DALHOUSIE – Un finissant de l’école secondaire Aux quatre vents de Dalhousie figure parmi les trente lauréats 2015 de la bourse Loran.

Jocelyn LeBlanc termine son passage au secondaire de belle manière, soit en obtenant une bourse d’études Loran d’une valeur maximale de 100 000 $ sur quatre ans. «C’est certain que le fait de voir mes études universitaires payées est très intéressant, mais cette bourse a beaucoup plus de valeur que simplement ça à mes yeux», explique le lauréat, citant comme exemple les possibilités de stages ici et à l’étranger, ainsi que l’accès à un mentor durant toute la période de ses études. «Il y a donc aussi toute l’expérience qu’on peut aller chercher ici et là ce qui n’a pas de prix. Je reçois vraiment cette bourse comme un honneur, une chance unique que l’on met à ma disposition.»

En tout, 3800 candidatures ont été soumises pour une bourse Loran et ce, en provenance des écoles secondaires et Cégeps de partout au pays. De ce nombre, 76 ont été retenus puis conviés à une entrevue de sélection. Au final, 30 seulement – dont Jocelyn LeBlanc – ont obtenu une bourse.

Outre les résultats académiques, le comité de sélection considérait également l’engagement du candidat envers sa communauté, sa détermination et son leadership, trois points chers à Jocelyn LeBlanc. Impliqué dans le conseil étudiant pendant plusieurs années, il a notamment été le tout premier conseiller-élève à siéger au Conseil d’éducation du District scolaire francophone Nord-Est. Il a également fait l’expérience du monde des affaires en lançant deux entreprises jeunesse.
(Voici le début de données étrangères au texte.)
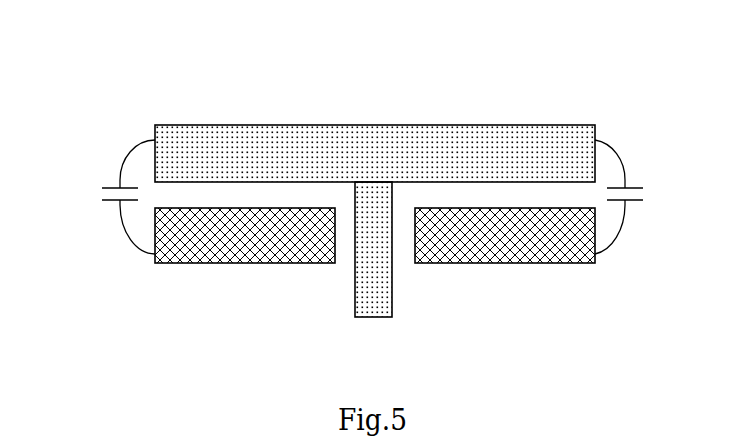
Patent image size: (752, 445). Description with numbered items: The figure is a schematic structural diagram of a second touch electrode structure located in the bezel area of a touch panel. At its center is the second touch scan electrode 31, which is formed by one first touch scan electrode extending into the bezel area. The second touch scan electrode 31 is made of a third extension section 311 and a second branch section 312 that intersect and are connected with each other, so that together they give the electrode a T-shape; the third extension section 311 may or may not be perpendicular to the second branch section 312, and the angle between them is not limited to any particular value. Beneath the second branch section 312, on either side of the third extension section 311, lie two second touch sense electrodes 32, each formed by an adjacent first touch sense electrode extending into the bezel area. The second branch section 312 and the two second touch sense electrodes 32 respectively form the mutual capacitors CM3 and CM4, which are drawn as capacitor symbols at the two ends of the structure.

The second touch scan electrode 31 is at (341, 174).
The second branch section 312 is at (270, 132).
The third extension section 311 is at (380, 260).
The second touch sense electrode 32 is at (197, 255).
The mutual capacitor CM3 is at (99, 197).
The mutual capacitor CM4 is at (649, 197).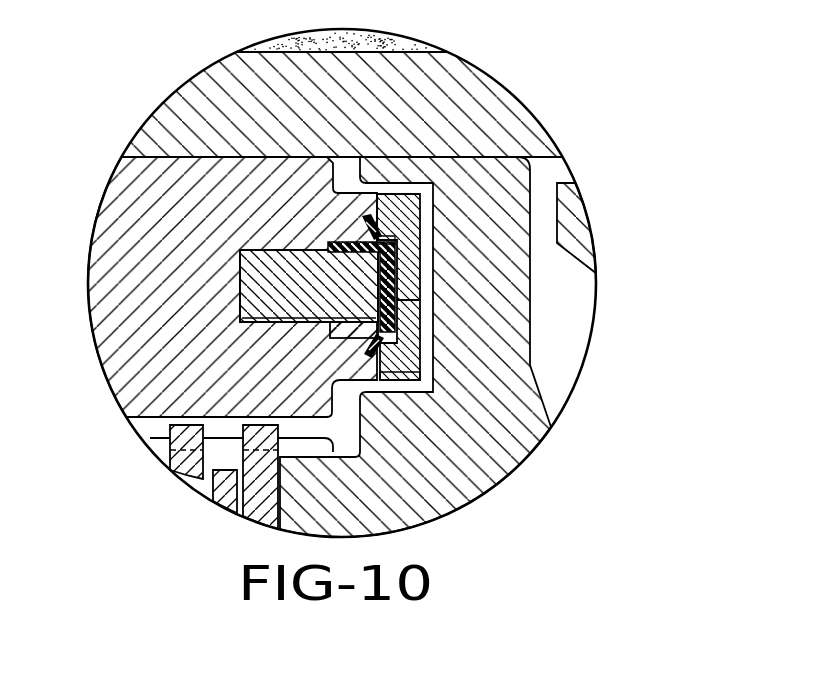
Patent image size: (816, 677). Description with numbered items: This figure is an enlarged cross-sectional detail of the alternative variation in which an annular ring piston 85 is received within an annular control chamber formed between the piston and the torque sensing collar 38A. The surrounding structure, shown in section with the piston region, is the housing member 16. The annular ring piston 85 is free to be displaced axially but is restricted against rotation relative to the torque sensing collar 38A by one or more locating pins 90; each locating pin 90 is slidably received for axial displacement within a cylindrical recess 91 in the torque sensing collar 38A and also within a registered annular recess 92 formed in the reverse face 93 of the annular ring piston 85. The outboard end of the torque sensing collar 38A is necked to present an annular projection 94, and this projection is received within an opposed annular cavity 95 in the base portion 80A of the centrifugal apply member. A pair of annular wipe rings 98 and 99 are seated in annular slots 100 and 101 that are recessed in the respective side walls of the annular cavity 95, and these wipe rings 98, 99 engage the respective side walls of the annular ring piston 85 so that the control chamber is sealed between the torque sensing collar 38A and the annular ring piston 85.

The housing 16 is at (524, 99).
The torque sensing collar 38A is at (122, 243).
The base portion of the centrifugal apply member 80A is at (493, 170).
The annular ring piston 85 is at (412, 251).
The locating pin 90 is at (277, 280).
The cylindrical recess 91 is at (292, 320).
The annular recess 92 is at (352, 316).
The reverse face of the annular ring piston 93 is at (360, 323).
The annular projection 94 is at (404, 217).
The annular cavity 95 is at (385, 387).
The annular wipe ring 98 is at (386, 338).
The annular wipe ring 99 is at (381, 228).
The annular slot 100 is at (392, 378).
The annular slot 101 is at (370, 226).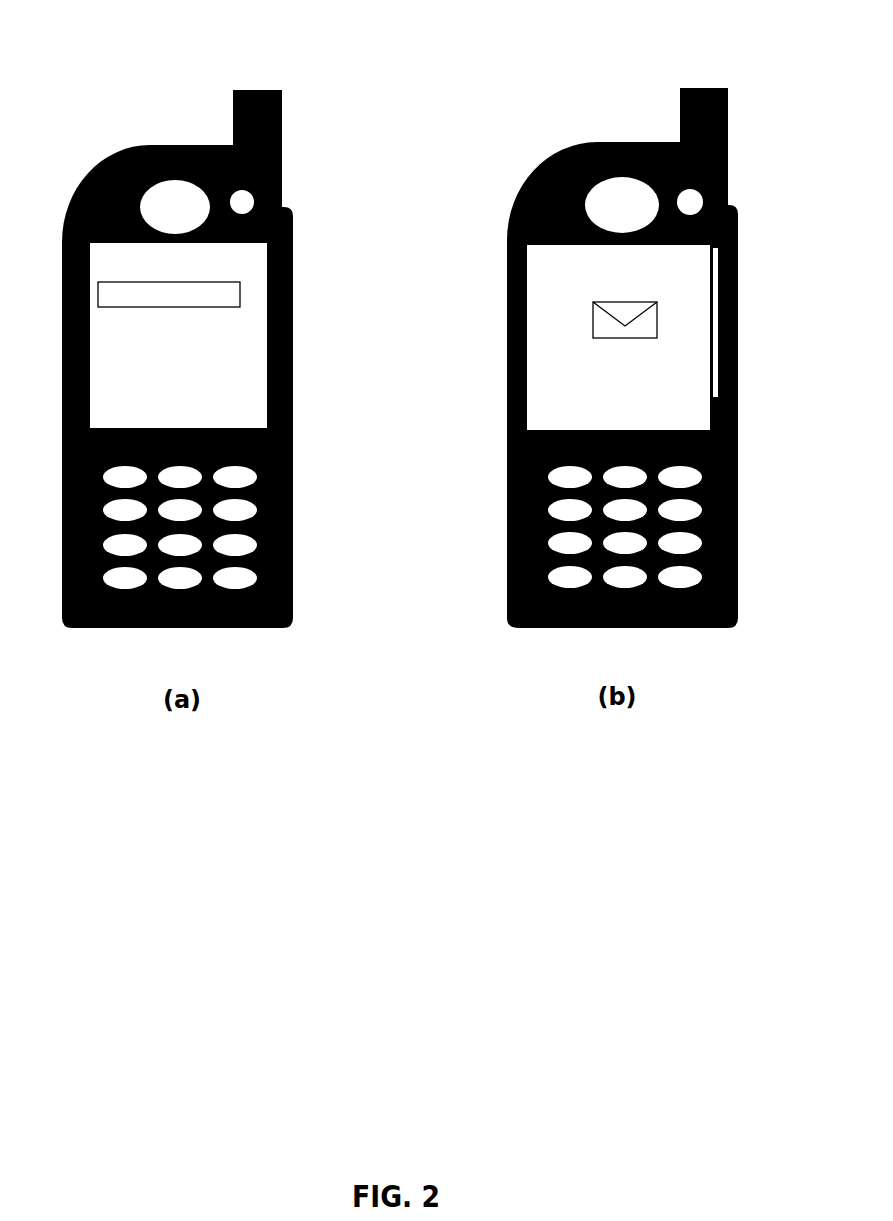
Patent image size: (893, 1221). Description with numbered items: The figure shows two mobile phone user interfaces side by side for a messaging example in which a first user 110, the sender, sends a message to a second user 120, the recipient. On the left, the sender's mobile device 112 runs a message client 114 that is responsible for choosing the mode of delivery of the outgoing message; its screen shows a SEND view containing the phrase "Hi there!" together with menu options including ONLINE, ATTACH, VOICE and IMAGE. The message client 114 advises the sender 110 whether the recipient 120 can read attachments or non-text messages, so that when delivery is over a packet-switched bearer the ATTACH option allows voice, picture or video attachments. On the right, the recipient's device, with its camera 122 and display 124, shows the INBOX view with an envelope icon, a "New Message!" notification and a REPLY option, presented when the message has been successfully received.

The first user 110 is at (205, 316).
The mobile device 112 is at (290, 210).
The message client 114 is at (247, 342).
The second user 120 is at (627, 316).
The camera of second mobile terminal 122 is at (730, 202).
The display screen of second mobile terminal showing inbox 124 is at (695, 333).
Pour avoir accès à sa bourse, celui-ci doit par contre poursuivre ses études à l’intérieur de l’une des 25 universités canadiennes participantes, ce qui n’est pas un problème en soi puisque ce dernier avait déjà des visées sur l’Université d’Ottawa. «J’ai soumis trois choix de programmes dans ma demande d’application, soit science politique, mondialisation et criminologie. J’ai été accepté en science politique avant même ma sélection pour la bourse Loran, alors c’est dans cela que je vais me spécialiser. Je ne ferme aucune porte pour des études ailleurs au pays, mais pour ma première année, Ottawa m’attire beaucoup.» «J’ai un grand intérêt envers la politique. J’aimerais bien avoir un emploi sur la colline parlementaire durant mes études, c’est un milieu qui me passionne», souligne le jeune homme.